# Confidential ML Training Demo - Analyst

This notebook is the Analyst part of the *Confidential ML Training Demo* showing how a simple logistic regression classifier can be trained while keeping the training data provably confidential. The demo requires the [Training Client API](https://github.com/decentriq/avato-python-client-training) and its dependencies to be installed.  

Note that while we demo the training of a logistic regression enclave, it can be used to train a variety of other classifiers. 

## 1 - Import dependencies and set parameters

In [1]:
import os
import json
import example

analyst_username = os.getenv('ANALYST_ID')
analyst_***REMOVED*** = os.getenv('ANALYST_PASSWORD')

# The analyst needs these to control who can upload data
data_owner_usernames = (os.getenv('DATAOWNER1_ID'), os.getenv('DATAOWNER2_ID'))

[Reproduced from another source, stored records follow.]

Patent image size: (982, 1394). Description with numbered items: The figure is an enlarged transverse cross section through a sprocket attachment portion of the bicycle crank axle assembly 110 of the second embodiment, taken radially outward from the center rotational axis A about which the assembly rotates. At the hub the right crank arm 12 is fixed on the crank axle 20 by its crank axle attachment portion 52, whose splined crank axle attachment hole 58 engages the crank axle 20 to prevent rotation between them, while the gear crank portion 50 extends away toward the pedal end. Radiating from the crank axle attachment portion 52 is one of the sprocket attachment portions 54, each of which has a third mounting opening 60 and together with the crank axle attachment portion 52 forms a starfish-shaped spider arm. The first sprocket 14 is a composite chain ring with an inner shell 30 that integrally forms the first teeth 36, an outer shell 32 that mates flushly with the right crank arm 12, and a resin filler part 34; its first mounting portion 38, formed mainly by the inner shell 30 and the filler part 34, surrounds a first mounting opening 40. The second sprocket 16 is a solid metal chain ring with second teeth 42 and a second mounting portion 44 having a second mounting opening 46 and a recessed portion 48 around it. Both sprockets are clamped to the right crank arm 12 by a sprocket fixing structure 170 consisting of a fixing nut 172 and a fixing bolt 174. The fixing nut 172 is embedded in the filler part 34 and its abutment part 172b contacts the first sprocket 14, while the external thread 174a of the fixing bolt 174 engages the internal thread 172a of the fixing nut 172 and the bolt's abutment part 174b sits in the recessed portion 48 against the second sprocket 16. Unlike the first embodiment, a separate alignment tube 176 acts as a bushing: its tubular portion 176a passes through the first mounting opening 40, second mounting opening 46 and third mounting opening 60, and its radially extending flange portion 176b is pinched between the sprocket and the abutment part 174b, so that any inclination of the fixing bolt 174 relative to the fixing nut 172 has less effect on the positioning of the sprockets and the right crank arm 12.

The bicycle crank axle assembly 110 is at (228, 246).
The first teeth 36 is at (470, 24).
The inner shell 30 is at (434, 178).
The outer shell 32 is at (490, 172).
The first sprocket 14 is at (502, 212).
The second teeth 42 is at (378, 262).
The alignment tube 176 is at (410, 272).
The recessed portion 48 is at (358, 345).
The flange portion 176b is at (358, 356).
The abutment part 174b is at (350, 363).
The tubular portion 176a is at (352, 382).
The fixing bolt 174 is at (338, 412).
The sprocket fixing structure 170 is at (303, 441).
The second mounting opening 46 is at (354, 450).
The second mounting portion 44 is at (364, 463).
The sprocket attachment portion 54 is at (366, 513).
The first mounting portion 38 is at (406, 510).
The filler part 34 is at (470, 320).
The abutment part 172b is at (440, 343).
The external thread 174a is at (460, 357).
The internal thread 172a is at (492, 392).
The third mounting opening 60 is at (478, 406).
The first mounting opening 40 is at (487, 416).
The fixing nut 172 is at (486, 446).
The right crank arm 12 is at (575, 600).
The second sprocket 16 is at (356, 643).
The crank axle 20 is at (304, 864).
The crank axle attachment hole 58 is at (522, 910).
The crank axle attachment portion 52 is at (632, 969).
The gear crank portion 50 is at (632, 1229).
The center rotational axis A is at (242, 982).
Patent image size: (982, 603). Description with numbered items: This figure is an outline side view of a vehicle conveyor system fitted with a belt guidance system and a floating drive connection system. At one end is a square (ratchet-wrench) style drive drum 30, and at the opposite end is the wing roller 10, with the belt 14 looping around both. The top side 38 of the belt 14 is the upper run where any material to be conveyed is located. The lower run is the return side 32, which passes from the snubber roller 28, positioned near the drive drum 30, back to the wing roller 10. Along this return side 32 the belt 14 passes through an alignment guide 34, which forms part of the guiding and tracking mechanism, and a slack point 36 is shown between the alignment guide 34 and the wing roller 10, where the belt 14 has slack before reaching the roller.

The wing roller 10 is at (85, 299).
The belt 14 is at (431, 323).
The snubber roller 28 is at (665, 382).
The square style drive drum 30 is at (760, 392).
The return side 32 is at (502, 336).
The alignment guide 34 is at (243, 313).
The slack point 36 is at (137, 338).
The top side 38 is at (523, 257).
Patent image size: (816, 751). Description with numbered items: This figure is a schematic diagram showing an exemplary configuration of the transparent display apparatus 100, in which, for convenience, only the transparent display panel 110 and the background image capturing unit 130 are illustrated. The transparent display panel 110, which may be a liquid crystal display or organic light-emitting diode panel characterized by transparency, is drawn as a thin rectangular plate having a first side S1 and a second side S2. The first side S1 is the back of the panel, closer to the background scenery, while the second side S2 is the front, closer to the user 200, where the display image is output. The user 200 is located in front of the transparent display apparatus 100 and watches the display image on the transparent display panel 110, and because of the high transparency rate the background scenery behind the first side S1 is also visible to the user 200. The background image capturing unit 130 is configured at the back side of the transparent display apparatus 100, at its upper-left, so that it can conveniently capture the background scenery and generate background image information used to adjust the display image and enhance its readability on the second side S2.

# How the analyst expects the data to be formatted
feature_columns = [
    'fixed acidity', 
    'volatile acidity', 
    'citric acid', 
    'residual sugar', 
    'chlorides', 
    'free sulfur dioxide', 
    'total sulfur dioxide', 
    'density', 
    'pH', 
    'sulphates', 
    'alcohol'
]
label_column = "quality"

## 2 - Set up instance

In [2]:
analyst_instance = example.analyst_set_up_instance(
    analyst_username, 
    analyst_***REMOVED***, 
    data_owner_usernames, 
    feature_columns, 
    label_column
)

Created Instance with ID: 3fa57b0e-2914-4312-bacd-f8748be7e0b1

Configured instance with feature columns 
  'fixed acidity'
  'volatile acidity'
  'citric acid'
  'residual sugar'
  'chlorides'
  'free sulfur dioxide'
  'total sulfur dioxide'
  'density'
  'pH'
  'sulphates'
  'alcohol'
 and label column 
  'quality'


## 3 - Train model (after data has been uploaded by the Data Owners)
### Train with first set of hyperparameters
This returns the trained classifier and metadata

In [3]:
hyperparameters = {
    "learning_rate": 1.0,
    "num_splits": 10,
    "num_epochs": 5,
    "l2_penalty": 0.0,
    "l1_penalty": 0.0,
}

analyst_instance.start_execution(analyst_***REMOVED***, hyperparameters)

In [4]:
classifier, metadata = analyst_instance.get_results(analyst_***REMOVED***)
print("metadata: {}".format(json.dumps(metadata, indent=2)))

metadata: {
  "CV Test Accuracy": "0.47443762",
  "CV Train Accuracy": "0.47695622",
  "Fullset Accuracy": "0.48040017"
}


### Train with second set of hyperparameters

In [5]:
hyperparameters = {
    "learning_rate": 0.5,
    "num_splits": 10,
    "num_epochs": 5,
    "l2_penalty": 0.0,
    "l1_penalty": 0.0,
}

analyst_instance.start_execution(analyst_***REMOVED***, hyperparameters)

In [6]:
classifier, metadata = analyst_instance.get_results(analyst_***REMOVED***)
print("metadata: {}".format(json.dumps(metadata, indent=2)))

metadata: {
  "CV Test Accuracy": "0.48936605",
  "CV Train Accuracy": "0.49038333",
  "Fullset Accuracy": "0.48672926"
}


## 4 - Use the classifier
### Use classifier, compute accuracy on full dataset, compare with metadata results
Note that in a realistic situation, the analyst would not have access to the dataset.

In [7]:
X, y = example.load_data()
some_predictions = classifier.predict(X[0:2, :])
accuracy = example.compute_accuracy(classifier, X, y)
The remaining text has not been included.